What Your Personal Trainer Won't Tell You
She’s the woman you love to hate the most, but she’s also the one pushing you harder than anyone else toward that goal. The relationship with a personal trainer is a unique and special one, and clients either soar or break under their tutelage. For every tidbit of insight and encouragement your trainer offers you, there’s something she’s holding back.
Pamela Hernandez, a certified personal trainer and health coach, recently published a really insightful piece on her blog at ThriveFit. She is regularly faced with clients who complain, “You make it look so easy!” She usually says “Because I’ve had more practice.” What she wants to say but leaves out to those bewildered clients, “I have to make it look easy so you don’t start doubting my ability or yours.” She plans workouts in advance and tries new stuff several times on herself until she’s got it and trusts that she can properly show you. You’ll get it too…with practice!
We talked with a few trainers who keep a few things to themselves during those sweat sessions. Whether to maintain the relationship, your respect of their position, a level of professionalism, or to not insult, offend, or scare you away, these personal trainers know when to keep their mouths shut!
“I think I am going to give the high protein diet a try,” said one of Valerie Orsoni’s clients to her. A wellness expert and founder of LeBootcamp, Valerie says she knew what the outcome would be for her client, recognizing that rapid weight loss with an equal or better regain were in the cards.
“I had already told her several times not to,” recounts Valerie, who this time didn’t say a word. “I let her do it for ten days, and then we looked at the situation and she realized, had I said something at first, she might have wanted to ‘win the fight’ and might have done it on a longer period of time.”
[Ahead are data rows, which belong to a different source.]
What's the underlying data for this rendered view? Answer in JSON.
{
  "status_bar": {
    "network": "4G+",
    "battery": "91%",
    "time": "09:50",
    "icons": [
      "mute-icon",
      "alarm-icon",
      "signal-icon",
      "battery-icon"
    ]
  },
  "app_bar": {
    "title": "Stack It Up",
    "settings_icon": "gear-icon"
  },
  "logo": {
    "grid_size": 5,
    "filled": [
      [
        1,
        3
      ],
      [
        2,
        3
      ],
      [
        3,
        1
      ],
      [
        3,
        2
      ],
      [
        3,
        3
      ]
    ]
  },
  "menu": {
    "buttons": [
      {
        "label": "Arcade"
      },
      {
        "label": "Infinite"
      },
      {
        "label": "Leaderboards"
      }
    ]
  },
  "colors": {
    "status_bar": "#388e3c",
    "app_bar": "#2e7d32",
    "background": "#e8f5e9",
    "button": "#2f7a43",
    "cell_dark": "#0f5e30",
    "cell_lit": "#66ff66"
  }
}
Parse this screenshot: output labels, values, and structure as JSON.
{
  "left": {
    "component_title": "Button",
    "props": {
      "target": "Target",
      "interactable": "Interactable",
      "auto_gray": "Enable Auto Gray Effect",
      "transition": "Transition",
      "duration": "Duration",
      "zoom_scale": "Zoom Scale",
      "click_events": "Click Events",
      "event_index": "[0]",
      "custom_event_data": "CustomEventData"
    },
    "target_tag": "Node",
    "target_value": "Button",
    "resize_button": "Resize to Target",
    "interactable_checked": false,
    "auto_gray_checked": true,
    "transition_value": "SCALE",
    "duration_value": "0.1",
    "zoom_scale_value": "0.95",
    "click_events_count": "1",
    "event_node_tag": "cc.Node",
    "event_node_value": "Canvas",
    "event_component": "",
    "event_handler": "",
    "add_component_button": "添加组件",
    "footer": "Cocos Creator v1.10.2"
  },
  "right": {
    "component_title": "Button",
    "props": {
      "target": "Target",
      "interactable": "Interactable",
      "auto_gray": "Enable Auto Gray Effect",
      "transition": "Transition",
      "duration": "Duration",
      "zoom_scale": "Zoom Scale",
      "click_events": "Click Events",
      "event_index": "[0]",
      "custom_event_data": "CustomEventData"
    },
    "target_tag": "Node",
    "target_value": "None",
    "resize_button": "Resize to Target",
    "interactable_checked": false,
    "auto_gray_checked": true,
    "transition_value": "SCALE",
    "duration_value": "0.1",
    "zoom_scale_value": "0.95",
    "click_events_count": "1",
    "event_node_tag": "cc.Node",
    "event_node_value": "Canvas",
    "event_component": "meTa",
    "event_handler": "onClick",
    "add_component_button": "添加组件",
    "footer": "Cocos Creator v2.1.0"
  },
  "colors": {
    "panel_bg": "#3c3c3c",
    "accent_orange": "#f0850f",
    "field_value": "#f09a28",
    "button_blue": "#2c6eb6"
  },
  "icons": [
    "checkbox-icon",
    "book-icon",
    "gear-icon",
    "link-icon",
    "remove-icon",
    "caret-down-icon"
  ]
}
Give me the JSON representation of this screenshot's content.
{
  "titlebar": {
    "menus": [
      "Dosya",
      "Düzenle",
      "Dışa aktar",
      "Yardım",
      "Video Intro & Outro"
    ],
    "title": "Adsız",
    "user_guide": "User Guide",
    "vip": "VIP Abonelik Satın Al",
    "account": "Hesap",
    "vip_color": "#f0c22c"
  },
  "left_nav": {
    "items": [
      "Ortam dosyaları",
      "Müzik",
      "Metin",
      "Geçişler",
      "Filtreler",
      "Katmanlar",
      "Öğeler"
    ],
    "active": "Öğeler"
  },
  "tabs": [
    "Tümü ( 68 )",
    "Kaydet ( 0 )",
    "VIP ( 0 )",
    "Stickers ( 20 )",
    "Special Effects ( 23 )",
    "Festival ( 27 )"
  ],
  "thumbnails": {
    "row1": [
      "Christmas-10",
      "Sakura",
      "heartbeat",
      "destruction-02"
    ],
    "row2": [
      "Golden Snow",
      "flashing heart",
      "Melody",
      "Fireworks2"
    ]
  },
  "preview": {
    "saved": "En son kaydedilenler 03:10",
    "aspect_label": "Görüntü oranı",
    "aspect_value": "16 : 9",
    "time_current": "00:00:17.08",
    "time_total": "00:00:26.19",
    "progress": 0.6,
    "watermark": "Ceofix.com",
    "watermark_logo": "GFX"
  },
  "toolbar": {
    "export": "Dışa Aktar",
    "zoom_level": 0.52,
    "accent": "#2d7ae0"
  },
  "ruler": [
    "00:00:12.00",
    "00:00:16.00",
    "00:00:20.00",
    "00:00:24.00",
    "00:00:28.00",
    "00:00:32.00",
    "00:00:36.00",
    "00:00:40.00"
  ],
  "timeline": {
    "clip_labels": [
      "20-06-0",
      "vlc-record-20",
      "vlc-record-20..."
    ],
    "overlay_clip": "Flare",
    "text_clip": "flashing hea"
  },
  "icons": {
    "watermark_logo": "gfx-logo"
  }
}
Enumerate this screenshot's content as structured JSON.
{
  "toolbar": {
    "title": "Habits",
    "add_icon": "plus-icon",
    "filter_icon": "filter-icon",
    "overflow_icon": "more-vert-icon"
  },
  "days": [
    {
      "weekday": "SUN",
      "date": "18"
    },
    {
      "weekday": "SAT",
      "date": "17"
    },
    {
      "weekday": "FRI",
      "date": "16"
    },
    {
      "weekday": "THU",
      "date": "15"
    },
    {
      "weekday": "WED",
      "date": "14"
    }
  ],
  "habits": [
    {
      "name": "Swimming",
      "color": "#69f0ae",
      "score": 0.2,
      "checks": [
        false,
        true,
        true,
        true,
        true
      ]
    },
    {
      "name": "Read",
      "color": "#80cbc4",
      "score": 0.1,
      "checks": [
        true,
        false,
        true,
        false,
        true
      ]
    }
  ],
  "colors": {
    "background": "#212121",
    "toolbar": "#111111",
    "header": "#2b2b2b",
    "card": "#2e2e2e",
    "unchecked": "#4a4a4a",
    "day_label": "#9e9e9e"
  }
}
Lauren Martin, a NESTA personal trainer, will never lie about your progress just to make you feel better. If you ask and she answers, know it’s the honest truth, even if you don’t want to hear it. She’ll also never compare you to another client. Like most trainers, Martin believes in positive reinforcement; and she’s certainly not going to downplay another client’s efforts to boost yours (or talk yours down to someone else).
“Shut up. You’re wrong,” is bubbling just under the surface for Byron E. Hall, III, a district fitness manager for Portland Sport and Spa who holds a half dozen varied national fitness certifications. He’d never tell you that you need to remember that your trainer is “untangling years of bad information and habits in order to help you work smarter not harder, and we only have a few hours a week to do so.” So listen up. You’re paying him and trainers like him good money to get their expertise. You wouldn’t second guess your cardiothoracic surgeon based on what you scraped together from a few health talk shows, so don’t second guess your trainer based on an infographic from a fitness mag site.
His other dirty secret? “We eat like [garbage], too!” Yep it’s true. He may have told you to skip the dressing-soaked Caesar, but he did it with a burger and fries on his breath. “We just know that our usual healthy eating habits and consistent workout routines will easily offset that massively calorie dense lunch, and we’re pretty sure that’s the last thing you wanna hear!,” he said.
Pamela is right there with him, owning up to enjoying homemade ice cream on her birthday![insert shock and horror!!] “A client made a comment about how on my birthday I probably celebrated with hummus and vegetables.” Yeah right! Ice cream fits in with the 80/20 rule she lives by and prescribes to her clients. “I practice what I preach because it makes me feel good.”